Library: A library is a collection of functions, often grouped into multiple program files, but packaged into a single archive file. This contains programs created by other folks, so that you don't have to reinvent the wheel. (e.g. junit.jar, log4j.jar). A library generally has a key role, but does all of its work behind the scenes, it doesn't have a GUI. Car's engine.
API: The library publisher's documentation. This is how you should use my library. (e.g. log4j API, junit API). Car's user manual - yes, cars do come with one too!
Kits
What is a kit? It's a collection of many related items that work together to provide a specific service. When someone says medicine kit, you get everything you need for an emergency: plasters, aspirin, gauze and antiseptic, etc.
SDK: McDonald's Happy Meal. You have everything you need (and don't need) boxed neatly: main course, drink, dessert and a bonus toy. An SDK is a bunch of different software components assembled into a package, such that they're "ready-for-action" right out of the box. It often includes multiple libraries and can, but may not necessarily include plugins, API documentation, even an IDE itself. (e.g. iOS Development Kit).
Toolkit: GUI. GUI. GUI. When you hear 'toolkit' in a programming context, it will often refer to a set of libraries intended for GUI development. Since toolkits are UI-centric, they often come with plugins (or standalone IDE's) that provide screen-painting utilities. (e.g. GWT)
Framework: While not the prevalent notion, a framework can be viewed as a kit.

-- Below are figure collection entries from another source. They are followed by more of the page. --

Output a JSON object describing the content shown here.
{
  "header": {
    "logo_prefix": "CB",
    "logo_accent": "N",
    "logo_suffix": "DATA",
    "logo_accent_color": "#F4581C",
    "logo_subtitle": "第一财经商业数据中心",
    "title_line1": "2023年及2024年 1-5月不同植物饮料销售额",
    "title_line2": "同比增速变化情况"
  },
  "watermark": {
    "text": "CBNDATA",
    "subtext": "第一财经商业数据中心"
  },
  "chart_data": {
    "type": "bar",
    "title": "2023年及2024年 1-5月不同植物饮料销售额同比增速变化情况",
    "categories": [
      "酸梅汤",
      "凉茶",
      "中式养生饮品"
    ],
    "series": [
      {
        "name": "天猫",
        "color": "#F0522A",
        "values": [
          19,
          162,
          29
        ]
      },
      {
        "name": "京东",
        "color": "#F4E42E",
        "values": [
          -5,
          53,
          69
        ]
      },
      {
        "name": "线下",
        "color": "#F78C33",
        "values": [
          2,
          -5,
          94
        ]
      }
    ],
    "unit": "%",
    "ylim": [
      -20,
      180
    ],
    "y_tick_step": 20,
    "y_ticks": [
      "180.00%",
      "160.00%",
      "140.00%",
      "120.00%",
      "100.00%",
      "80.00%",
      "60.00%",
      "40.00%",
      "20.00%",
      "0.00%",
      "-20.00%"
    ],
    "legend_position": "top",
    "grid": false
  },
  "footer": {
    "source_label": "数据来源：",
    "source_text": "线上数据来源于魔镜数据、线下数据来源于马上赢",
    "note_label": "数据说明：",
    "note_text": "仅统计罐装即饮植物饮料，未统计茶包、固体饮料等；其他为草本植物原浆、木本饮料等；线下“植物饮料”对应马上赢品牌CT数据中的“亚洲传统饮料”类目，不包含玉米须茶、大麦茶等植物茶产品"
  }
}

It also has a library (or a collection of libraries that work together) that provides a specific coding structure & pattern (thus the word, framework). (e.g. Spring Framework)
Consider Android Development:
IDE: Eclipse etc..
Library: android.app.Activity library (Class with all code)

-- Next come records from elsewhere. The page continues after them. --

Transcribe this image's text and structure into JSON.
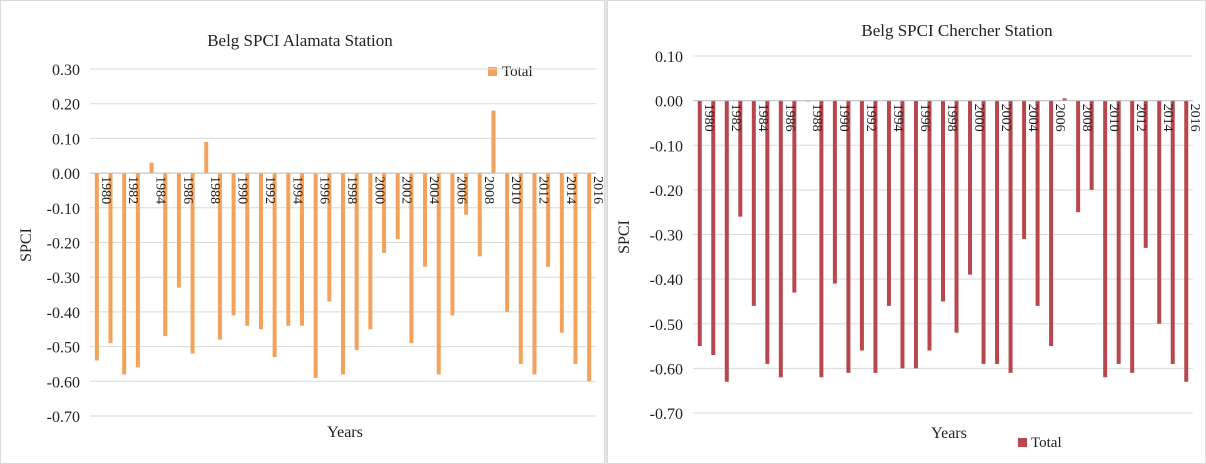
{
  "chart_data": [
    {
      "type": "bar",
      "title": "Belg SPCI Alamata Station",
      "xlabel": "Years",
      "ylabel": "SPCI",
      "ylim": [
        -0.7,
        0.3
      ],
      "yticks": [
        0.3,
        0.2,
        0.1,
        0.0,
        -0.1,
        -0.2,
        -0.3,
        -0.4,
        -0.5,
        -0.6,
        -0.7
      ],
      "ytick_labels": [
        "0.30",
        "0.20",
        "0.10",
        "0.00",
        "-0.10",
        "-0.20",
        "-0.30",
        "-0.40",
        "-0.50",
        "-0.60",
        "-0.70"
      ],
      "grid": true,
      "legend_position": "top-right",
      "color": "#F2A25A",
      "categories": [
        "1980",
        "1981",
        "1982",
        "1983",
        "1984",
        "1985",
        "1986",
        "1987",
        "1988",
        "1989",
        "1990",
        "1991",
        "1992",
        "1993",
        "1994",
        "1995",
        "1996",
        "1997",
        "1998",
        "1999",
        "2000",
        "2001",
        "2002",
        "2003",
        "2004",
        "2005",
        "2006",
        "2007",
        "2008",
        "2009",
        "2010",
        "2011",
        "2012",
        "2013",
        "2014",
        "2015",
        "2016"
      ],
      "tick_labels": [
        "1980",
        "1982",
        "1984",
        "1986",
        "1988",
        "1990",
        "1992",
        "1994",
        "1996",
        "1998",
        "2000",
        "2002",
        "2004",
        "2006",
        "2008",
        "2010",
        "2012",
        "2014",
        "2016"
      ],
      "series": [
        {
          "name": "Total",
          "values": [
            -0.54,
            -0.49,
            -0.58,
            -0.56,
            0.03,
            -0.47,
            -0.33,
            -0.52,
            0.09,
            -0.48,
            -0.41,
            -0.44,
            -0.45,
            -0.53,
            -0.44,
            -0.44,
            -0.59,
            -0.37,
            -0.58,
            -0.51,
            -0.45,
            -0.23,
            -0.19,
            -0.49,
            -0.27,
            -0.58,
            -0.41,
            -0.12,
            -0.24,
            0.18,
            -0.4,
            -0.55,
            -0.58,
            -0.27,
            -0.46,
            -0.55,
            -0.6
          ]
        }
      ]
    },
    {
      "type": "bar",
      "title": "Belg SPCI Chercher Station",
      "xlabel": "Years",
      "ylabel": "SPCI",
      "ylim": [
        -0.7,
        0.1
      ],
      "yticks": [
        0.1,
        0.0,
        -0.1,
        -0.2,
        -0.3,
        -0.4,
        -0.5,
        -0.6,
        -0.7
      ],
      "ytick_labels": [
        "0.10",
        "0.00",
        "-0.10",
        "-0.20",
        "-0.30",
        "-0.40",
        "-0.50",
        "-0.60",
        "-0.70"
      ],
      "grid": true,
      "legend_position": "bottom-right",
      "color": "#B8474D",
      "categories": [
        "1980",
        "1981",
        "1982",
        "1983",
        "1984",
        "1985",
        "1986",
        "1987",
        "1988",
        "1989",
        "1990",
        "1991",
        "1992",
        "1993",
        "1994",
        "1995",
        "1996",
        "1997",
        "1998",
        "1999",
        "2000",
        "2001",
        "2002",
        "2003",
        "2004",
        "2005",
        "2006",
        "2007",
        "2008",
        "2009",
        "2010",
        "2011",
        "2012",
        "2013",
        "2014",
        "2015",
        "2016"
      ],
      "tick_labels": [
        "1980",
        "1982",
        "1984",
        "1986",
        "1988",
        "1990",
        "1992",
        "1994",
        "1996",
        "1998",
        "2000",
        "2002",
        "2004",
        "2006",
        "2008",
        "2010",
        "2012",
        "2014",
        "2016"
      ],
      "series": [
        {
          "name": "Total",
          "values": [
            -0.55,
            -0.57,
            -0.63,
            -0.26,
            -0.46,
            -0.59,
            -0.62,
            -0.43,
            0.0,
            -0.62,
            -0.41,
            -0.61,
            -0.56,
            -0.61,
            -0.46,
            -0.6,
            -0.6,
            -0.56,
            -0.45,
            -0.52,
            -0.39,
            -0.59,
            -0.59,
            -0.61,
            -0.31,
            -0.46,
            -0.55,
            0.005,
            -0.25,
            -0.2,
            -0.62,
            -0.59,
            -0.61,
            -0.33,
            -0.5,
            -0.59,
            -0.63
          ]
        }
      ]
    }
  ]
}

API: Interface basically all functions with which we call
SDK: The Android SDK provides you the API libraries and developer tools necessary to build, test, and debug apps for Android
(----tools - DDMS,Emulator ----platforms - Android OS versions, ----platform-tools - ADB, ----API docs)
ToolKit: Could be ADT Bundle
Framework: Big library but more of architecture-oriented
In other words...
IDE
Even notepad is an IDE (not notepad.exe) - Software you write/compile code with is an IDE.
Library
A bunch of code which simplifies functions/methods for quick use.
API
A programming interface for functions/configuration which you work with, its usage is often documented.
SDK
Extras and/or for development/testing purposes.
ToolKit
Tiny apps for quick use, often GUIs.
GUI
Apps with a graphical interface, requires no knowledge of programming unlike APIs.
Framework
Bunch of APIs/huge Library/Snippets wrapped in a namespace/or encapsulated from outer scope for compact handling without conflicts with other code.
MVC
A design pattern separated in Models, Views and Controllers for huge applications. They are not dependent on each other and can be changed/improved/replaced without to take care of other code.
Example:
Car (Model) The object that is being
presented.
Example in IT: A HTML form.
Camera (View) Something that is able to see the object(car).
Example in IT: Browser that renders a website with the form.
Driver (Controller) Someone who drives that car.
Example in IT: Functions which handle form data that's being submitted.
Snippets
Small codes of only a few lines, may not be even complete but worth for a quick share.
Plug-ins
Exclusive functions for specified frameworks/APIs/libraries only.
Add-ons
Additional modules or services for specific GUIs.
SDK represents to software development kit, and IDE represents to integrated development environment. The IDE is the software or the program is used to write, compile, run, and debug such as Xcode. The SDK is the underlying engine of the IDE, includes all the platform's libraries an app needs to access. It's more basic than an IDE because it doesn't usually have graphical tools.